Album Review
William Doyle - Your Wilderness
4 StarsA heady blend that’s easy to get lost in.
The enigmatic beauty of nature has launched a thousand pieces of art. From Monet’s back garden to Malick’s fields of wheat, we’ve often found inspiration in the wilds that we often had no hand in. But for the drolly charismatic broadcaster Jonathan Meades, beauty can also be found in what we create; the cities, towns, suburbs. Sloping terrace houses and cobbled streets to him have as much importance as picturesque valleys.
It’s a view shared by William Doyle who, with ‘Your Wilderness Revisited’, pays homage to what’s right under our noses; the wilderness of concrete, pebbledash and snickets. A shared view so strongly that William not only fills the video for ‘Nobody Else Will Tell You’ with nods to Meades’ documentaries, but also actually samples him on the record.

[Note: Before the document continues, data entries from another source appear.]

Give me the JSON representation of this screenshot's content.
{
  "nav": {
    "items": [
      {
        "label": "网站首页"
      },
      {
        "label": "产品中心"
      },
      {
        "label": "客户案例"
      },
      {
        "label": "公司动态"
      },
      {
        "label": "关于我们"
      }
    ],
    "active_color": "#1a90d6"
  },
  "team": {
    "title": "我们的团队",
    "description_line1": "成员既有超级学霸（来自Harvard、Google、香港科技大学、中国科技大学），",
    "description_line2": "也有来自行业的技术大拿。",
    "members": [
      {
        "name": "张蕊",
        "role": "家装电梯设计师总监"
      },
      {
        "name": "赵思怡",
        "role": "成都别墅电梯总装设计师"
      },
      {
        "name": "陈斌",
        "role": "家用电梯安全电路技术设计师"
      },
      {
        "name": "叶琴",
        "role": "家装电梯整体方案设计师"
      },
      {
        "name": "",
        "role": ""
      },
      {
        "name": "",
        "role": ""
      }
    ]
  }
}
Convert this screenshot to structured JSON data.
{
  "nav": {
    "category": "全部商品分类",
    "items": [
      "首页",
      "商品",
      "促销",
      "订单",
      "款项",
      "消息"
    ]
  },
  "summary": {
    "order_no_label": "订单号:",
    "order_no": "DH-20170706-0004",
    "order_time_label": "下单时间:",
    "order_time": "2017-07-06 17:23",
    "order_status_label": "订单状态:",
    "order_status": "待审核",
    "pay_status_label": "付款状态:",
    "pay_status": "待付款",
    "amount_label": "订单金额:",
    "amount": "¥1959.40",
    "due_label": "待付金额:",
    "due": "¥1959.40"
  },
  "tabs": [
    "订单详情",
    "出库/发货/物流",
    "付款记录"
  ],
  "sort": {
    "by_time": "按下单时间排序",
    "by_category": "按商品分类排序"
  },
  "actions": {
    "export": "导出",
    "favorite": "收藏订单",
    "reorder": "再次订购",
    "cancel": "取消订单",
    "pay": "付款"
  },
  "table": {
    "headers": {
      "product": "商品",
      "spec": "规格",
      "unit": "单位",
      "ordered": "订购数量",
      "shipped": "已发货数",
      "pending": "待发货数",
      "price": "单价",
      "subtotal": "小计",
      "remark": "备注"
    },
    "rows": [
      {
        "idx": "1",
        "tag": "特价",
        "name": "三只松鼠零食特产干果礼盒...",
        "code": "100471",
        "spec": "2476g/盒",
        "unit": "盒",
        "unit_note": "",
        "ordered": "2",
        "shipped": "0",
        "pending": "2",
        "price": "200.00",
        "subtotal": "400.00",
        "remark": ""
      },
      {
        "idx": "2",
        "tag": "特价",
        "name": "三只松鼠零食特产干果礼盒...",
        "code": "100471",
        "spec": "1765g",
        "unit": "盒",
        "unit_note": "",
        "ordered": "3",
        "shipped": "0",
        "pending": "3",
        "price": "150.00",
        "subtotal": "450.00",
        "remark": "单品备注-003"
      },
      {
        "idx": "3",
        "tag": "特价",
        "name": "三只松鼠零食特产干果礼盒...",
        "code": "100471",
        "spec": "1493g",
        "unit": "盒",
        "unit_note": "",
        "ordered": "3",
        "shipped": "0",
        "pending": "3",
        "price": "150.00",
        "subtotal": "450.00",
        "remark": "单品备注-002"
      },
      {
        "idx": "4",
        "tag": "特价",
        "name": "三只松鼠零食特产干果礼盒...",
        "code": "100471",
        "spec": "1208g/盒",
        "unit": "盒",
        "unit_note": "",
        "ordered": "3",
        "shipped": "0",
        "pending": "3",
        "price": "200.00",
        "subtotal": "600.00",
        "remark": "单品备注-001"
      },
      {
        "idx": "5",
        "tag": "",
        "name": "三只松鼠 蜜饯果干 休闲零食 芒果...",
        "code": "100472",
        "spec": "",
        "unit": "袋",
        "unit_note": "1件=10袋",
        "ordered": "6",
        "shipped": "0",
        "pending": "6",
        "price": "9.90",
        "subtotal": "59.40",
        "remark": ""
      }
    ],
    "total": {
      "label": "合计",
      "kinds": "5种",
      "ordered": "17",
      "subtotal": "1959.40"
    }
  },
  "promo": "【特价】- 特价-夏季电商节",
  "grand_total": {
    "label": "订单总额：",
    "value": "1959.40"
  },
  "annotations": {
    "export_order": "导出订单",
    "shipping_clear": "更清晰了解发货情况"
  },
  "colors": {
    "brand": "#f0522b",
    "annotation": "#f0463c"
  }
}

William is also someone who bursts with ideas. His two records under the moniker East India Youth were dizzying pieces of work that flicked between Berlin Bowie-esque krautrock and chart-friendly electro pop, each turn pulled off with such skill and confidence that it all managed to fit together somehow.
But even though that moniker might have gone, his ability to conduct these ideas in such an incredible way is still very much in effect. The references to the likes of Meades and Brian Eno, who has a lovely feature on ‘Design Guide’, never come across as an attempt to show off his cultural capital. In lesser hands it might do, a chance to appear holier-than-thou, but William balances his idiosyncrasies perfectly with the base human emotions that are at the heart of all these songs. Because, at its core, this is simply an album about growing up in the suburbs.
‘Your Wilderness Revisited’ might be his most accessible record to date. The worlds William conjures, of broken fences, stretched out washing lines and lustreless blocks of flats, is one that’s all around us. On ‘Design Guide’, in his beautifully crystalline vocals he sings, “I stood still in the cool of the evening / Watched the sun as it skimmed the horizon / Every house silhouetted in unison,” evoking that suburban feeling of removal from the bustling city but also the discovery of your own kind of beauty.
And while there may be references to wider academic concepts about space and architecture across the record, it’s there for us to stumble upon if we want to, not forced into the listener’s face. William wants us to find our own experiences in amongst his. Because these songs are personal, but also open to us; the wonderful ‘Blue Remembered’ is brimming with the rush of escapism that’s clearly rooted in his own experiences but easy to attach your own to it.
William Doyle is unafraid to bring intellectualism into pop while never letting it feel like an exercise. And ‘Your Wilderness Revisited’ shows that he’s kept his knack for mixing the two into a heady blend that’s easy to get lost in.